Sometimes all it takes to root out a new software vulnerability is to study and analyze previous bug reports. That's how researcher Csaba Fitzl says he sniffed out some new Apple macOS vulnerabilities, one of which was a mirror image of a logic flaw that a group of researchers competing in the 2020 Pwn2Own contest found and executed there.
Fitzl, a content developer for Offensive Security, says he reread and studied the winning six-exploit chain that the researchers used to hack macOS. One of the exploits in that chain weaponized a privilege escalation bug, which Apple later fixed. But there still was a hole, and he found it: "Although Apple fixed it properly, but still there was an extra function ... that basically opened up another vulnerability to be utilized a bit differently than the original one," Fitzl explains.
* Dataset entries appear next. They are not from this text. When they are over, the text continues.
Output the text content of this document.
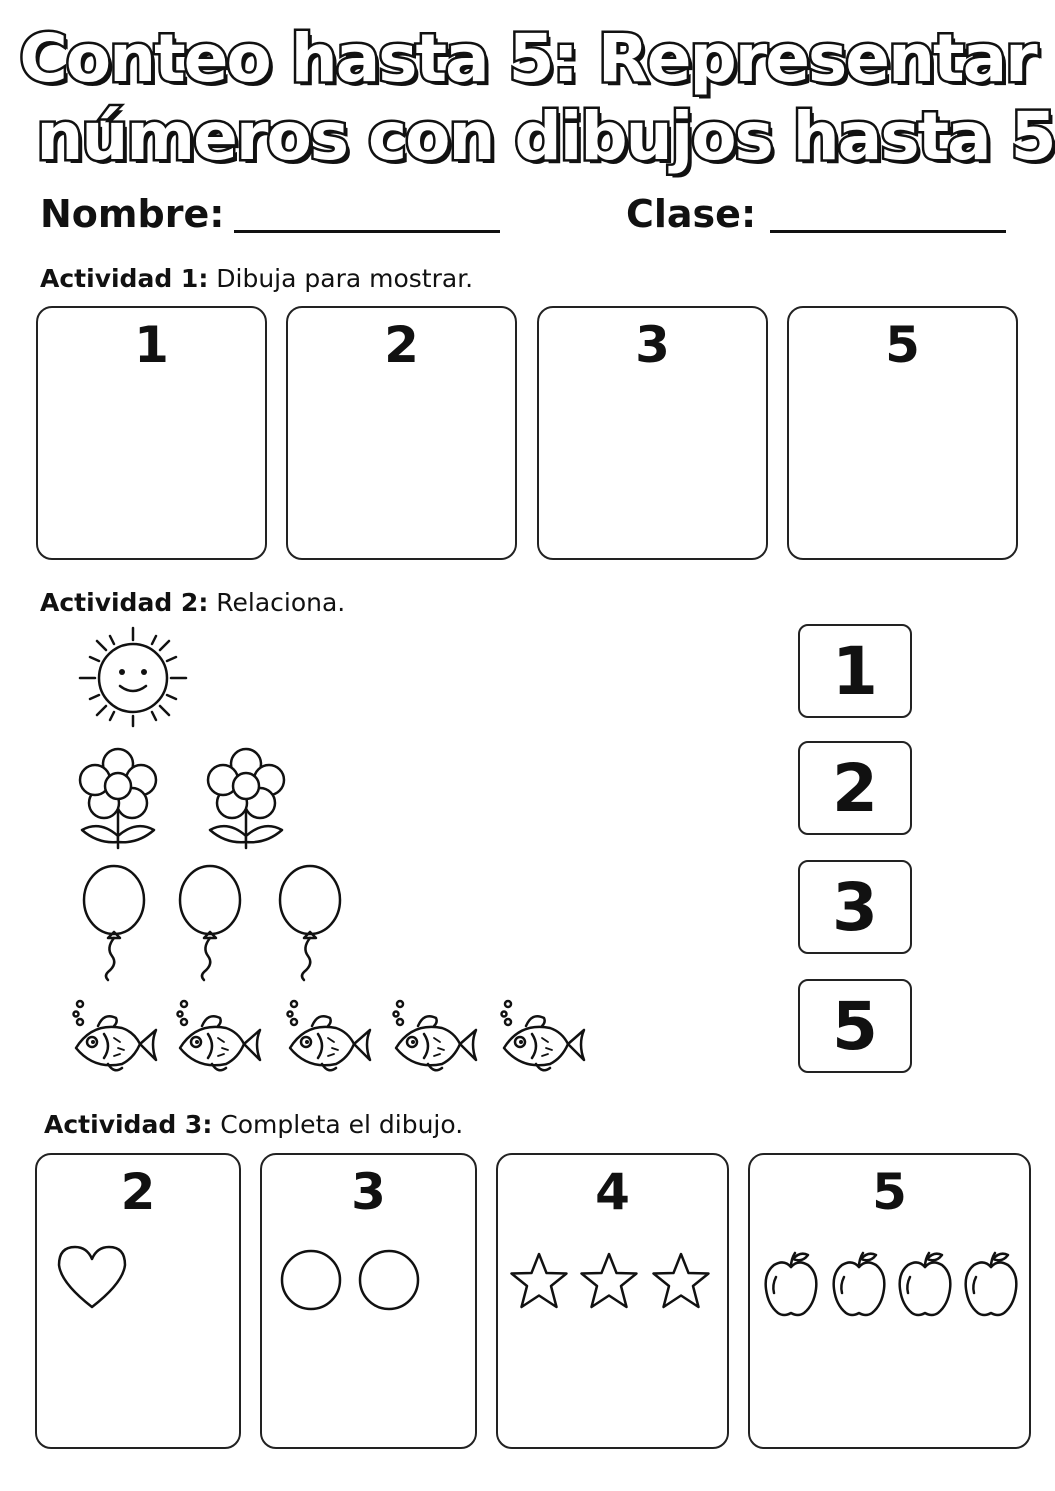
Conteo hasta 5: Representar
números con dibujos hasta 5
Nombre:	Clase:
Actividad 1: Dibuja para mostrar.
1	2	3	5
Actividad 2: Relaciona.
1
2
3
5
Actividad 3: Completa el dibujo.
2	3	4	5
Apple's original fix for the flaw allowed an attacker to change ownership of a directory in macOS. But Fitzl discovered that he could create a new directory on the targeted system, which could allow an attacker to escalate their privileges on macOS. "Although you had to use different techniques to get through to the system, but because you could create an arbitrary directory anywhere on the system, you could elevate your privileges to root," he says.
It was basically the same logic flaw but in a different piece of the code. Apple has since patched the vulnerability Fitzl found as well.
This week at Black Hat Singapore, Fitzl will share technical details of this and two other vulns he found while drilling down on previous vuln research on macOS during a session entitled "macOS Vulnerabilities Hiding in Plain Sight."
Apple had not responded to a request for comment as of this posting.
'Something Is Not Right'
Fitzl says he didn't actually spot traces of the new flaws linked to previous research until after he reread the research papers. "At some point it hit me that there is something not right. It turned out that there is a vulnerability not like the one initially documented," he explains of his findings. "That eventually led to me to find or identify new vulnerabilities."
The other two flaws he found include one that built upon research from Mickey Jin, who discovered a bypass for an Apple patch for the so-called XCSSET malware that targeted Apple's built-in Transparency, Consent, and Control (TCC) privacy and security framework. XCSSET pilfers sensitive user and developer information from applications on a Mac machine.
Fitzl says he noticed an underlying weakness in the TCC framework that would allow an attacker to bypass TCC. He consulted with fellow researcher Wojciech Regula, head of mobile security and principal security consultant at SecuRing, on the issue.
"We found that we can still generically bypass TCC because there was an inherent vulnerability" that came out of the previous research, he says. It was a flaw in TCC that could allow an attacker to bypass the macOS privacy and security framework.
While macOS relies heavily on code-signing and verification of code-signing, Fitzl explains, TCC was not verifying a process that was running but rather verifying binary code on the disk. "This allowed all these abuses by malware," he says. "So we just replaced the binary on the disk and that's it: We could bypass TCC again."
Apple has since fixed the issue, he says.
The third macOS vuln Fitzl found builds off a flaw used in a 2017 Pwn2Own macOS exploit chain: another privilege escalation flaw that Apple later patched in its disk arbitration framework to elevate to root access. Then Fitzl found that the new version of Apple's disk arbitration source code included the "exact same" logic bug that could lead to privilege escalation. "You could use the same logic bug to escape the [macOS] sandbox" that keeps applications from getting access to other parts of the machine they don't need, he says.
For example, an attacker could abuse the vulnerability to escape Safari's sandbox and gain broader access across the victim's machine.
Fitzl recommends that organizations religiously update their Macs with the latest versions of macOS to keep their endpoints protected from attacks such as these. They should also run anti-malware and endpoint detection and response on their machines.